Jane’s eyes filled with tears. She cursed and then said, “I am such an idiot. If I had been honest from the beginning at least J.J. might not hate me.”
Zee looked Jane over and said, “None of us can tell you that your marriage will survive. But from what I can see, you messed up once years ago and you’ve been true ever since. Hank loves you. It might not end everything.”
Jane shoved herself to her feet and said, “I’ll be for whatever you want to do. I hope you find who killed Danny, Rose. It’s not your job, but— Maybe if you are the one who finds the killer you’ll remember just because we’re cheating idiots it doesn’t mean we should die.”
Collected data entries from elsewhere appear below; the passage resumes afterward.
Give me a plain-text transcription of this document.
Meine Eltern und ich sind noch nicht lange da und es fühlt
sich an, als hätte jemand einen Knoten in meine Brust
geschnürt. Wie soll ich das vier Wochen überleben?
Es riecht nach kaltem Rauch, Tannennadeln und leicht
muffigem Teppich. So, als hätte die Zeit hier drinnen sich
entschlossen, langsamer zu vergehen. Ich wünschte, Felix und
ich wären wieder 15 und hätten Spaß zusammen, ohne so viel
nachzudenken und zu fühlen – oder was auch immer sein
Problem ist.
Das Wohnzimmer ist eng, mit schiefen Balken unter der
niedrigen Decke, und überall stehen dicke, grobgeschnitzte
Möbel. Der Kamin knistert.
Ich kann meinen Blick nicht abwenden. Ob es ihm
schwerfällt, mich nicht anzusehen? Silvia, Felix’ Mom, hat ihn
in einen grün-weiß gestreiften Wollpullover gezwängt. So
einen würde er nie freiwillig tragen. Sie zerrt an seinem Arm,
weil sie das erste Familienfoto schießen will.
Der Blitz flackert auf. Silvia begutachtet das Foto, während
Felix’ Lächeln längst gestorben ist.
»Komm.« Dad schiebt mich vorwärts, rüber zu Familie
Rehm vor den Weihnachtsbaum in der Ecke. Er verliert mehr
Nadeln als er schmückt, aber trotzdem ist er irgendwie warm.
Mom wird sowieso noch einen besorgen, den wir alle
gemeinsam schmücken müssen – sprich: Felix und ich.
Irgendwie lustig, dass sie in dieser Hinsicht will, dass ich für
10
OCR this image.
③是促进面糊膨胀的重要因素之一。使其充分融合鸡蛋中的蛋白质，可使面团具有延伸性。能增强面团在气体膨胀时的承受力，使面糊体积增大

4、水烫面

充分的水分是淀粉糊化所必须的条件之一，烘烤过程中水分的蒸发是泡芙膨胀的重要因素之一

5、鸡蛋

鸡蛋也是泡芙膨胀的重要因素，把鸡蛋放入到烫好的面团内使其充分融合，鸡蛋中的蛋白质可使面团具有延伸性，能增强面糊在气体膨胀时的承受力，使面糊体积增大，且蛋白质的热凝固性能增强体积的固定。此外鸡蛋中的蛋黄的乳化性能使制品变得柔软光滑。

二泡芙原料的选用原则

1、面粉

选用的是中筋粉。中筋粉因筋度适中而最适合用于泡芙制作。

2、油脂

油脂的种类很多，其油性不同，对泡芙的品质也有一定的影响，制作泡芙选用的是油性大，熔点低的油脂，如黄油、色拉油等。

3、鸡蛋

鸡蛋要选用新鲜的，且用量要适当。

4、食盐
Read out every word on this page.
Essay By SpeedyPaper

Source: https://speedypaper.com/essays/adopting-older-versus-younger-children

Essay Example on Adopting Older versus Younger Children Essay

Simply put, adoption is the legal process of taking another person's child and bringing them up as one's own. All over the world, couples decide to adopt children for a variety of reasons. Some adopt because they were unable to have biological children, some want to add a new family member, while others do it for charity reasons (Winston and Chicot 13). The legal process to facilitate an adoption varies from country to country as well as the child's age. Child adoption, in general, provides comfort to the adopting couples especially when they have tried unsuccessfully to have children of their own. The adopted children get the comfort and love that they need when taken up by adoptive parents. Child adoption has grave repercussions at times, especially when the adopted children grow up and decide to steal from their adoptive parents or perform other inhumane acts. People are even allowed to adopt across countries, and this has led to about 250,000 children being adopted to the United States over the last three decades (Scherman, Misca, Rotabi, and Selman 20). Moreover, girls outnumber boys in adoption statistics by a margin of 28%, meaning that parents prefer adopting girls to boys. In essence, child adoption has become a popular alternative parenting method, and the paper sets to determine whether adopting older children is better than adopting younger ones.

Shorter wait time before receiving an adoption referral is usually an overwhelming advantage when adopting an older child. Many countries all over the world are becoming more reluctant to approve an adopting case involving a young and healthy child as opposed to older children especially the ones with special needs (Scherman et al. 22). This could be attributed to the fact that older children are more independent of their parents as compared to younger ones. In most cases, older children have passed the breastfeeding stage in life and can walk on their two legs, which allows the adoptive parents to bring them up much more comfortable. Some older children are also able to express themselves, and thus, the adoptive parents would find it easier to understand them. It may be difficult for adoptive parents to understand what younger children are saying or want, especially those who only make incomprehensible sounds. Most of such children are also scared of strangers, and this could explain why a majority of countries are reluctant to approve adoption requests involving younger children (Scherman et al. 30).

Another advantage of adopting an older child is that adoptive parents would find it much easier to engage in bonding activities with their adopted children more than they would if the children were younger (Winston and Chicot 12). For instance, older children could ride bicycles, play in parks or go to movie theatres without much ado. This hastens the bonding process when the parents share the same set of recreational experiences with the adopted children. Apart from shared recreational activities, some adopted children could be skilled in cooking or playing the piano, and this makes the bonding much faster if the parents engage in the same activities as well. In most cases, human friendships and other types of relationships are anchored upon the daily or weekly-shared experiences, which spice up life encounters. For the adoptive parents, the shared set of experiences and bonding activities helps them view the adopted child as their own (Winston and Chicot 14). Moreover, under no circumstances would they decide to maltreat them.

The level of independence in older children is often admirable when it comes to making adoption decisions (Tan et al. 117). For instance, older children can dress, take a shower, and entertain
“Jane,” Az said, surprising me given how quiet he usually was when the ‘girls’ got together. “You are not this Danny guy. Your husband travels for months at a time and he leaves you behind with all the kid stuff and all the work you do yourself. I’m not saying what happened is ok. But it’s way different to weasel your way into engagement after engagement and take advantage of stressed out, nervous brides.”
“And J.J.’s bio-dad wasn’t married. You didn’t break up something between him and someone else. You…”
“I thought I was in love,” Jane said. “I was in love. I mourned Jason for a long time.” She shoved her tears away. “It took a long time to fall back into love with Hank.”
Jane left before we could fail to comfort her again. Did she regret sleeping with Jason? I was sure she did. But I bet she didn’t regret her son. She probably just wished she could somehow magically make him biologically her husband’s rather than her boyfriend’s.